Both of these CIOA statutes (CGS §§ 47-260 and 47-270) are provisions that automatically apply to condominiums created under the Unit Ownership Act and the Condominium Act (CGS § 47-216(a)). But these provisions do not invalidate existing provisions of the declaration, bylaws, surveys, or plans of these condominiums. By specifying that these automatically applying CIOA provisions do not invalidate the declaration, bylaws, and other condominium documents, the law seems to be making these documents controlling over the CIOA provisions. But this is not clear and we did not find any court case that has ruled on this issue.
It is possible that a condominium created under the Condominium Act incorporated into its declaration or bylaws the statutory provisions regarding access to condominium records by unit owners contained in the Condominium Act. If so, these provisions may control instead of the CIOA requirements because of the language in CGS §47-216(a)
specifies that the automatically applying provisions in CIOA do not invalidate the declaration, bylaws, and other condominium documents of condominiums created before CIOA was adopted.
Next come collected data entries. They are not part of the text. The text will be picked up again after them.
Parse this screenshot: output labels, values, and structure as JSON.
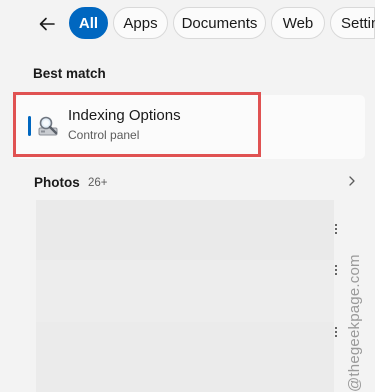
{
  "header": {
    "back_icon": "arrow-left-icon",
    "filters": [
      {
        "label": "All",
        "active": true
      },
      {
        "label": "Apps",
        "active": false
      },
      {
        "label": "Documents",
        "active": false
      },
      {
        "label": "Web",
        "active": false
      },
      {
        "label": "Settin",
        "active": false
      }
    ]
  },
  "best_match": {
    "heading": "Best match",
    "result": {
      "title": "Indexing Options",
      "subtitle": "Control panel",
      "icon": "indexing-options-icon"
    }
  },
  "photos": {
    "heading": "Photos",
    "count": "26+",
    "expand_icon": "chevron-right-icon",
    "item_count": 3
  },
  "watermark": "@thegeekpage.com",
  "colors": {
    "accent": "#0067c0",
    "highlight": "#e05252",
    "background": "#f3f3f3",
    "card": "#fbfbfb"
  }
}
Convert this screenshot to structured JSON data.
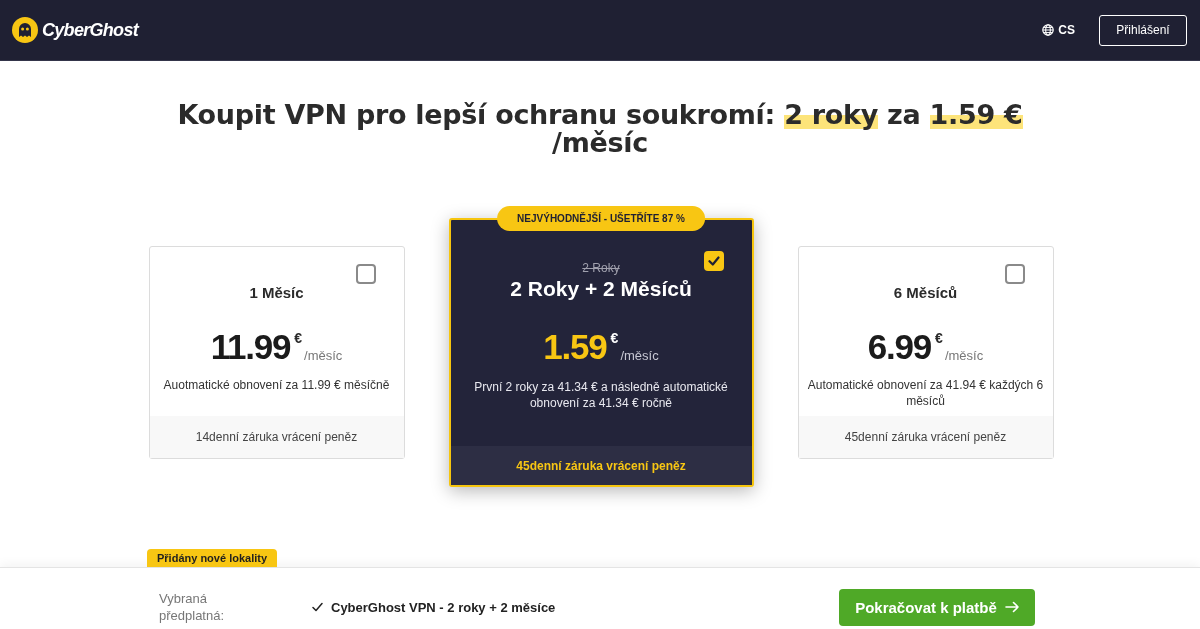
{
  "header": {
    "logo_text": "CyberGhost",
    "language": "CS",
    "login_button": "Přihlášení"
  },
  "headline": [
    {
      "text": "Koupit VPN pro lepší ochranu soukromí: ",
      "highlighted": false
    },
    {
      "text": "2 roky",
      "highlighted": true
    },
    {
      "text": " za ",
      "highlighted": false
    },
    {
      "text": "1.59 €",
      "highlighted": true
    },
    {
      "text": " /měsíc",
      "highlighted": false
    }
  ],
  "plans": [
    {
      "name": "1 Měsíc",
      "price": "11.99",
      "currency": "€",
      "period": "/měsíc",
      "renewal": "Auotmatické obnovení za 11.99 € měsíčně",
      "guarantee": "14denní záruka vrácení peněz",
      "selected": false
    },
    {
      "badge": "NEJVÝHODNĚJŠÍ - UŠETŘÍTE 87 %",
      "previous_name": "2 Roky",
      "name": "2 Roky + 2 Měsíců",
      "price": "1.59",
      "currency": "€",
      "period": "/měsíc",
      "renewal": "První 2 roky za 41.34 € a následně automatické obnovení za 41.34 € ročně",
      "guarantee": "45denní záruka vrácení peněz",
      "selected": true
    },
    {
      "name": "6 Měsíců",
      "price": "6.99",
      "currency": "€",
      "period": "/měsíc",
      "renewal": "Automatické obnovení za 41.94 € každých 6 měsíců",
      "guarantee": "45denní záruka vrácení peněz",
      "selected": false
    }
  ],
  "checkout": {
    "tag": "Přidány nové lokality",
    "label": "Vybraná předplatná:",
    "selection": "CyberGhost VPN - 2 roky + 2 měsíce",
    "button": "Pokračovat k platbě"
  }
}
Under the Condominium Act, the declarant and the association must maintain accounting records according to generally accepted accounting practices. Such records must include:
1. a record of all receipts and expenditures;
2. an account for each unit which must designate the name and address of each unit owner, the amount of each assessment, the dates on which the assessment comes due, the amounts paid on the account, and the balance due;
3. a record of the actual cost, irrespective of discounts and allowances, of the maintenance of the common elements; and
4. an accurate account of the current balance in the reserve for replacement and for emergency repairs (CGS § 47-81(a)).
The Condominium Act also requires that records maintained by the declarant, association, or manager must be available for examination and copying by any unit owner or his duly authorized agents or attorneys, at the unit owner's expense, during normal business hours and after reasonable notice (CGS § 47-81(b)).
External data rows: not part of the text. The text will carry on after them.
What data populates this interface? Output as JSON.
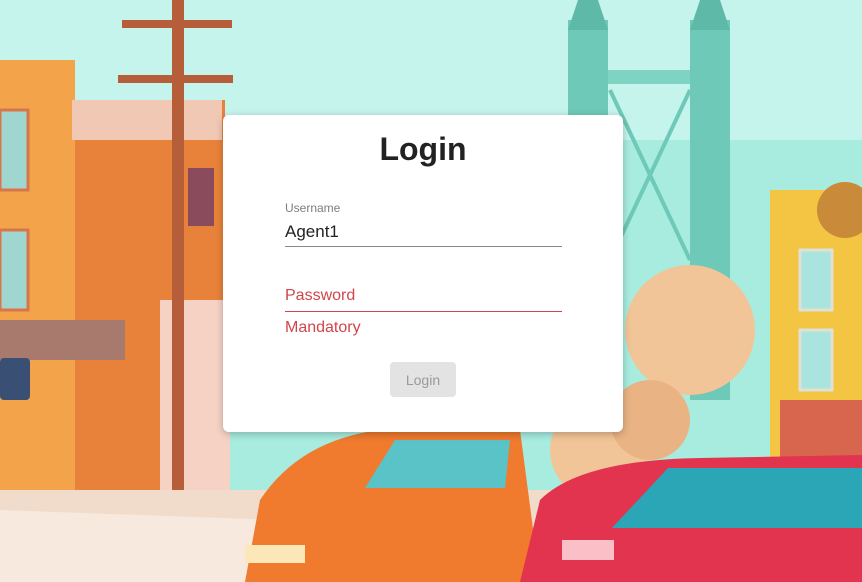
{
  "login": {
    "title": "Login",
    "username_label": "Username",
    "username_value": "Agent1",
    "password_placeholder": "Password",
    "password_error": "Mandatory",
    "button_label": "Login"
  },
  "colors": {
    "error": "#d0454b",
    "sky": "#a8ece0",
    "button_bg": "#e3e3e3"
  }
}
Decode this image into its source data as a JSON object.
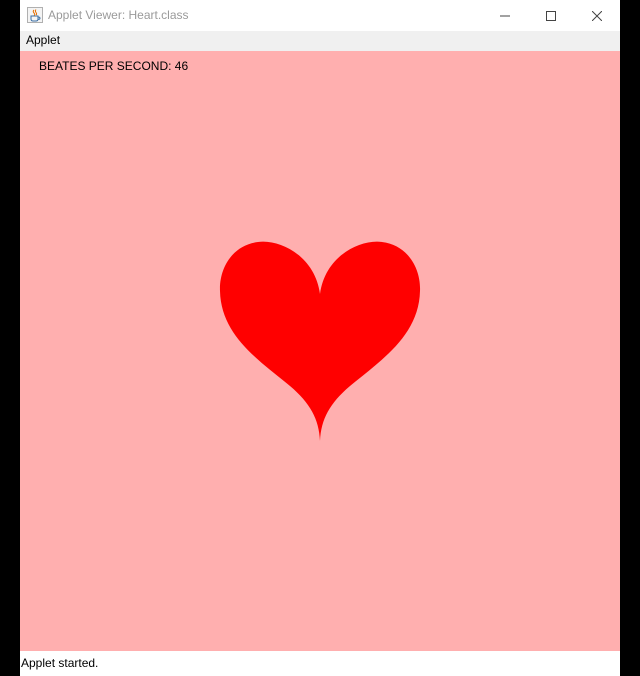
{
  "window": {
    "title": "Applet Viewer: Heart.class",
    "icon": "java-cup-icon"
  },
  "menubar": {
    "items": [
      {
        "label": "Applet"
      }
    ]
  },
  "applet": {
    "background_color": "#ffafaf",
    "heart_color": "#ff0000",
    "bps_label": "BEATES PER SECOND: 46"
  },
  "status": {
    "text": "Applet started."
  }
}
It also require the declarant, from the date of the recording of the declaration until they relinquish control of the association, to have a certified audit of the books of the condominium prepared by a certified public accountant at least once every calendar year that must be available for examination by the unit owners. Thereafter on the written petition of unit owners of not less than 25% of the units then completed, a certified audit by an independent certified public accountant must be made, but not more than once in any consecutive 12-month period. The cost of the audit is a common expense (CGS § 47-81(c)).
Unit Ownership Act
It is possible that a condominium created under the Unit Ownership Act incorporated into its declaration or bylaws the statutory provisions regarding access to condominium records by unit owners contained in the Condominium Act. If so, these provisions may control instead of the CIOA requirements for the same reason we discussed above.
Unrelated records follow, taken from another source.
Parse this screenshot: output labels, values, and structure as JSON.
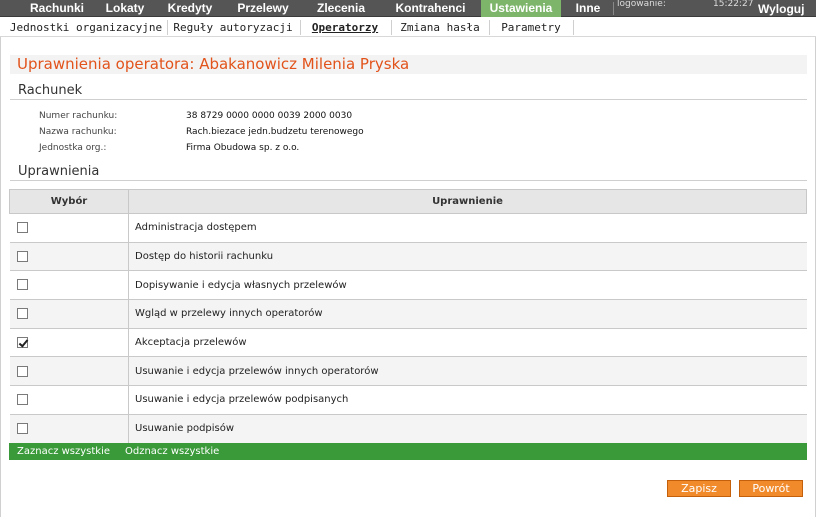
{
  "topnav": {
    "tabs": [
      {
        "label": "Rachunki"
      },
      {
        "label": "Lokaty"
      },
      {
        "label": "Kredyty"
      },
      {
        "label": "Przelewy"
      },
      {
        "label": "Zlecenia"
      },
      {
        "label": "Kontrahenci"
      },
      {
        "label": "Ustawienia"
      },
      {
        "label": "Inne"
      }
    ],
    "active_tab": "Ustawienia",
    "login_label": "logowanie:",
    "clock": "15:22:27",
    "logout_label": "Wyloguj",
    "active_color": "#7db56a"
  },
  "subnav": {
    "items": [
      {
        "label": "Jednostki organizacyjne"
      },
      {
        "label": "Reguły autoryzacji"
      },
      {
        "label": "Operatorzy"
      },
      {
        "label": "Zmiana hasła"
      },
      {
        "label": "Parametry"
      }
    ],
    "active_item": "Operatorzy"
  },
  "page": {
    "title": "Uprawnienia operatora: Abakanowicz Milenia Pryska",
    "title_color": "#e2531b"
  },
  "account": {
    "section_title": "Rachunek",
    "fields": [
      {
        "label": "Numer rachunku:",
        "value": "38 8729 0000 0000 0039 2000 0030"
      },
      {
        "label": "Nazwa rachunku:",
        "value": "Rach.biezace jedn.budzetu terenowego"
      },
      {
        "label": "Jednostka org.:",
        "value": "Firma Obudowa sp. z o.o."
      }
    ]
  },
  "permissions": {
    "section_title": "Uprawnienia",
    "col_select": "Wybór",
    "col_permission": "Uprawnienie",
    "rows": [
      {
        "label": "Administracja dostępem",
        "checked": false
      },
      {
        "label": "Dostęp do historii rachunku",
        "checked": false
      },
      {
        "label": "Dopisywanie i edycja własnych przelewów",
        "checked": false
      },
      {
        "label": "Wgląd w przelewy innych operatorów",
        "checked": false
      },
      {
        "label": "Akceptacja przelewów",
        "checked": true
      },
      {
        "label": "Usuwanie i edycja przelewów innych operatorów",
        "checked": false
      },
      {
        "label": "Usuwanie i edycja przelewów podpisanych",
        "checked": false
      },
      {
        "label": "Usuwanie podpisów",
        "checked": false
      }
    ],
    "select_all": "Zaznacz wszystkie",
    "deselect_all": "Odznacz wszystkie",
    "bar_color": "#3a9a3a"
  },
  "actions": {
    "save": "Zapisz",
    "back": "Powrót",
    "button_color": "#f08a2b"
  }
}
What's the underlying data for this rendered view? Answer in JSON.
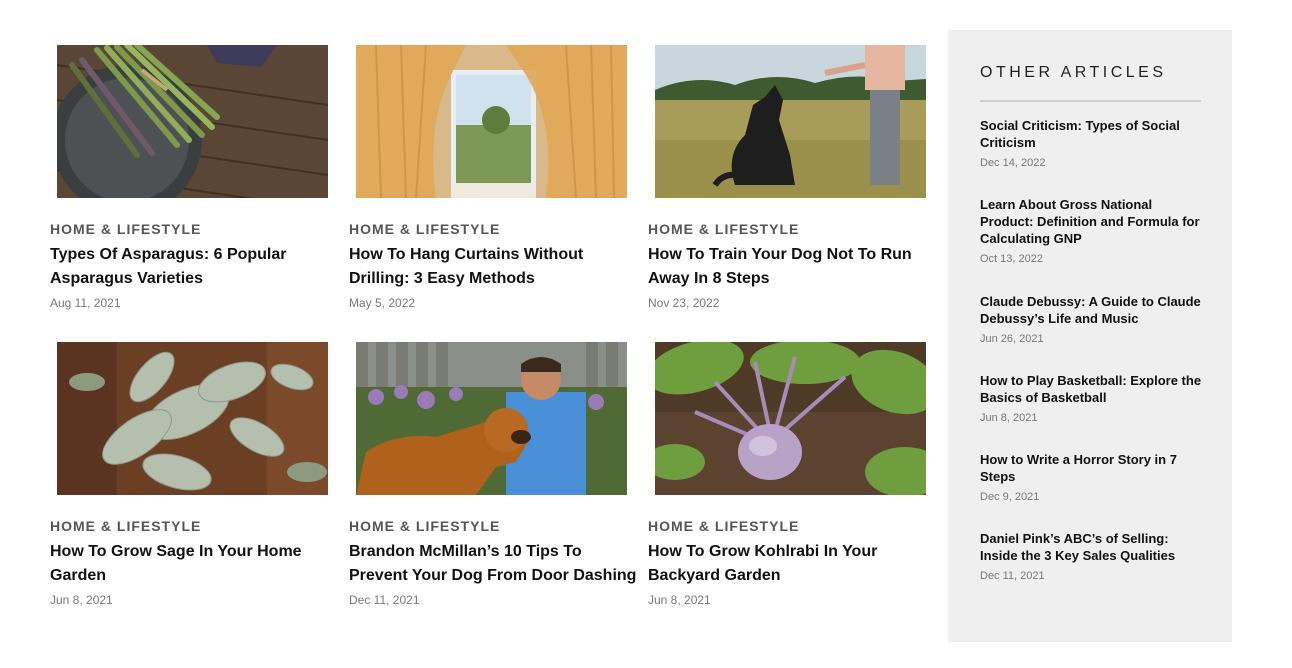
{
  "articles": [
    {
      "category": "HOME & LIFESTYLE",
      "title": "Types Of Asparagus: 6 Popular Asparagus Varieties",
      "date": "Aug 11, 2021",
      "image": "asparagus-photo"
    },
    {
      "category": "HOME & LIFESTYLE",
      "title": "How To Hang Curtains Without Drilling: 3 Easy Methods",
      "date": "May 5, 2022",
      "image": "curtains-window-photo"
    },
    {
      "category": "HOME & LIFESTYLE",
      "title": "How To Train Your Dog Not To Run Away In 8 Steps",
      "date": "Nov 23, 2022",
      "image": "dog-training-photo"
    },
    {
      "category": "HOME & LIFESTYLE",
      "title": "How To Grow Sage In Your Home Garden",
      "date": "Jun 8, 2021",
      "image": "sage-plant-photo"
    },
    {
      "category": "HOME & LIFESTYLE",
      "title": "Brandon McMillan’s 10 Tips To Prevent Your Dog From Door Dashing",
      "date": "Dec 11, 2021",
      "image": "man-with-golden-retriever-photo"
    },
    {
      "category": "HOME & LIFESTYLE",
      "title": "How To Grow Kohlrabi In Your Backyard Garden",
      "date": "Jun 8, 2021",
      "image": "kohlrabi-photo"
    }
  ],
  "sidebar": {
    "heading": "OTHER ARTICLES",
    "items": [
      {
        "title": "Social Criticism: Types of Social Criticism",
        "date": "Dec 14, 2022"
      },
      {
        "title": "Learn About Gross National Product: Definition and Formula for Calculating GNP",
        "date": "Oct 13, 2022"
      },
      {
        "title": "Claude Debussy: A Guide to Claude Debussy’s Life and Music",
        "date": "Jun 26, 2021"
      },
      {
        "title": "How to Play Basketball: Explore the Basics of Basketball",
        "date": "Jun 8, 2021"
      },
      {
        "title": "How to Write a Horror Story in 7 Steps",
        "date": "Dec 9, 2021"
      },
      {
        "title": "Daniel Pink’s ABC’s of Selling: Inside the 3 Key Sales Qualities",
        "date": "Dec 11, 2021"
      }
    ]
  },
  "colors": {
    "sidebar_bg": "#efefef",
    "category_text": "#555555",
    "date_text": "#777777",
    "title_text": "#111111"
  }
}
Under the Unit Ownership Act, the manager or board of directors must keep detailed, accurate records, in chronological order, of the receipts and expenditures affecting the common areas and facilities. These records must specify and itemize the maintenance and repair expenses of the common areas and facilities and any other expenses incurred. Unit owners have the rights to examine these records and vouchers authorizing the payments at convenient hours during weekdays (CGS § 47-81, Revised to 1975).